Cento e dez anos depois do texto seminal de Freud, podemos dizer que a regra se mantém mas nos convida a lidar cada vez mais com a variante invertida desta estrutura. Nossas modalidades de gozo são cada vez mais sensíveis à criação de identidades, segmentações de consumo e orientações políticas. Inversamente, o oligopólio religioso da repressão deu lugar, ao menos nas sociedades ocidentais, ao projeto de auto-empreendimento individual de enunciação da norma.
Por isso, podemos olhar para sociedades altamente repressivas, como a indiana, e perceber nelas uma centelha crítica. Ela tornou-se um caso de espelho invertido, de certa maneira anacrônico, de nossa relação com a moral sexual civilizada pós-moderna. Queremos prescrever um
kama sutradigital como capítulo preliminar da felicidade compulsória que impomos para nossas crianças.
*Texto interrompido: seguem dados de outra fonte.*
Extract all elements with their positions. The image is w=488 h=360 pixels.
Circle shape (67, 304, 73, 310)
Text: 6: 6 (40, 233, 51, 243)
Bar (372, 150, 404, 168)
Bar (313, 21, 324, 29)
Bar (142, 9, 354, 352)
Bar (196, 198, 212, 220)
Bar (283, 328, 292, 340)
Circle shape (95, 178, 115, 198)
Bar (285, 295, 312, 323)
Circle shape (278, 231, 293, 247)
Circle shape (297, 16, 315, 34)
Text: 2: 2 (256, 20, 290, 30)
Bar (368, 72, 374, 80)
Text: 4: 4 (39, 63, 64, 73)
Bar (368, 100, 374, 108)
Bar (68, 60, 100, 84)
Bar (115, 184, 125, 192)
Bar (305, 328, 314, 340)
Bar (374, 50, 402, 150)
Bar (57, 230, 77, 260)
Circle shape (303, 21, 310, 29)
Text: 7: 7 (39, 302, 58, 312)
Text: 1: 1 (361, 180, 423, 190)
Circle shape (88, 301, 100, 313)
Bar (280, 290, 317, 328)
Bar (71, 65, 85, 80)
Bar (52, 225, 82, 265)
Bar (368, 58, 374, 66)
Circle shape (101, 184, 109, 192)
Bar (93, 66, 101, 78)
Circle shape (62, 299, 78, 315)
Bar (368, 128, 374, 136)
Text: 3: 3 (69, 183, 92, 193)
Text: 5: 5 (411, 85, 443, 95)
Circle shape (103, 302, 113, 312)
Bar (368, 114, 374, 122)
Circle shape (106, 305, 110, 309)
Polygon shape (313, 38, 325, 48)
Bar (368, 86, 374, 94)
Por outro lado, as tratamos com um equivalente da moral dupla e ambígua que Freud descreveu para as mulheres. Consideramos que elas são nossa posse e extensão, propriedade e investimento, mas também que deveriam ser livres e autônomas. Tudo isso sem nos desobedecer. Terceirizamos sua educação e nos desincumbimos do trabalho cultural de sua formação. Queremos protegê-las do mal, controlando todos os riscos trazidos pelo outro, ao mesmo tempo em que esquecemos dos riscos que nós mesmos representamos para eles como enunciação unilateral da norma. Percebe-se assim que o semblante, como articulação entre a lei e o prazer, é o lugar de uma contradição. Uma contradição que piora e mostra seus efeitos deletérios quando não pode ser reconhecida em sua estrutura de “como se”.